For Greece, failure to secure the 130 billion euro ($170 billion) rescue would mean it faces a messy debt default and destabilize the entire euro zone.
Clearly the tail-risk at this time is that developments in Greece lead to a disorderly situation and a sharp move lower in the euro, said Lee Hardman, currency strategist at BTM-UFJ.
Citi's chief economist Willem Buiter raised the estimate of the likelihood of Greece exiting the euro to 50 percent over the next 18 months, from 25-20 percent previously.
He argued Greece's failure to meet conditionality targets and a steady drop in the willingness of the creditors to pump in more funds meant the prospects of an exit had increased.
On the other hand, if Greece does reach a deal, the euro could receive a short term boost. Any positive reaction for the euro would be fleeting as worries that Portugal may require another bailout and concerns the euro zone will slip into recession would keep investors bearish.

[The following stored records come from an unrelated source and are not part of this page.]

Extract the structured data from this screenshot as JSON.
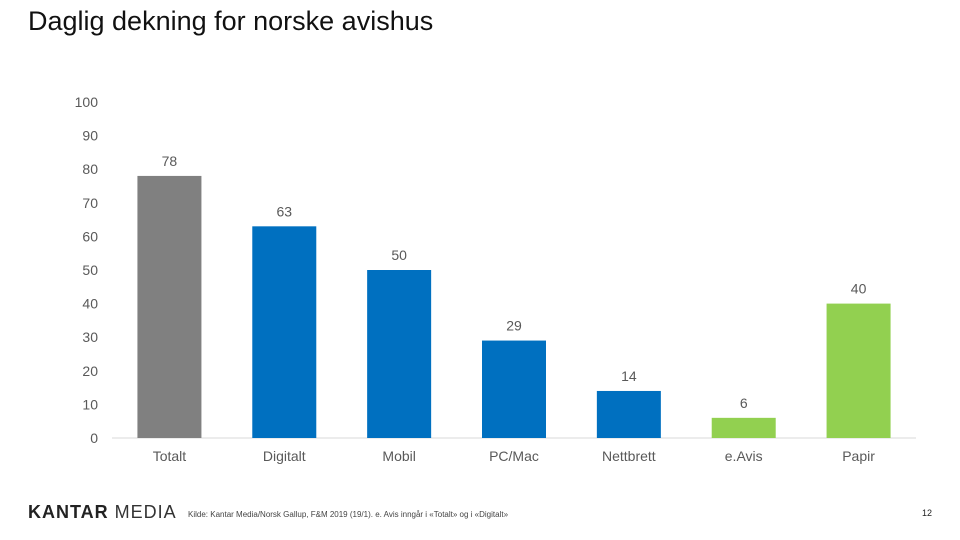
{
  "page": {
    "title": "Daglig dekning for norske avishus",
    "source": "Kilde: Kantar Media/Norsk Gallup, F&M 2019 (19/1). e. Avis inngår i «Totalt» og i «Digitalt»",
    "page_number": "12",
    "logo": {
      "part1": "KANTAR ",
      "part2": "MEDIA"
    }
  },
  "chart_data": {
    "type": "bar",
    "title": "Daglig dekning for norske avishus",
    "xlabel": "",
    "ylabel": "",
    "categories": [
      "Totalt",
      "Digitalt",
      "Mobil",
      "PC/Mac",
      "Nettbrett",
      "e.Avis",
      "Papir"
    ],
    "values": [
      78,
      63,
      50,
      29,
      14,
      6,
      40
    ],
    "colors": [
      "#808080",
      "#0070C0",
      "#0070C0",
      "#0070C0",
      "#0070C0",
      "#92D050",
      "#92D050"
    ],
    "ylim": [
      0,
      100
    ],
    "yticks": [
      0,
      10,
      20,
      30,
      40,
      50,
      60,
      70,
      80,
      90,
      100
    ],
    "grid": false,
    "legend": "none",
    "data_labels": true
  }
}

The euro was down 0.2 percent at $1.3100, well below a six-week high around $1.3235 hit at the end of January. It fell past stops at $1.3210 with more sell-stops cited below $1.3080. Chartists said support for the euro was seen at its January 25 low of $1.2931 and then to $1.2857 - a 61.8 percent retracement of its January rise.
The one-month 25-delta euro/dollar risk-reversal showed a widening premium for euro puts, showing increasing demand to hedge against a fall in the euro.
Bearishness towards the euro is gathering pace as investors' patience runs thin with Greek debt talks dragging on and officials are racing against time to avoid a messy default.
European Union officials say the full package must be agreed with Greece and approved by the euro zone, European Central Bank and International Monetary Fund before February 15 to allow for complex legal procedures involved in the bond swap to be completed by a March 20 bond redemption.
On Monday, France and Germany called on Greece to hand over the interest it pays on its debt into a protected account to ensure it meets commitments to creditors.
SWISS REAFFIRM PEG
The euro dropped against the Swiss franc after the Swiss National Bank's interim chief Thomas Jordan said the central bank was ready to buy unlimited quantities of foreign currency to defend its 1.20 franc cap and will take additional steps if warranted.
The euro/Swiss franc dipped to around 1.2072 francs from around 1.2082 francs beforehand. Earlier the euro had inched up on market talk before the speech that the SNB could signal its intention to raise the peg.
Against the yen, the dollar gained 0.25 percent to 76.77 yen, up from 76.14 reached after upbeat U.S. jobs data last Friday.
The dollar was well bid after Japanese Finance Minister Jun Azumi said the country followed up its record yen-selling intervention last year with covert operations and that it is ready to step in again to counter speculative moves.
Meanwhile, the Aussie dollar held on to much of the gains made after the Reserve Bank of Australia kept interest rates steady, surprising most investors who had wagered on a cut.
The Aussie hit a six-month high of $1.0823 against the dollar before dropping back to $1.0781, up 0.5 percent on the day.
If we continue to see positive equity developments it will be very hard to sell the Aussie against the dollar or the yen, but on a relative basis it is starting to look a little stretched, said Adrian Schmidt, currency strategist at Lloyds Banking Group.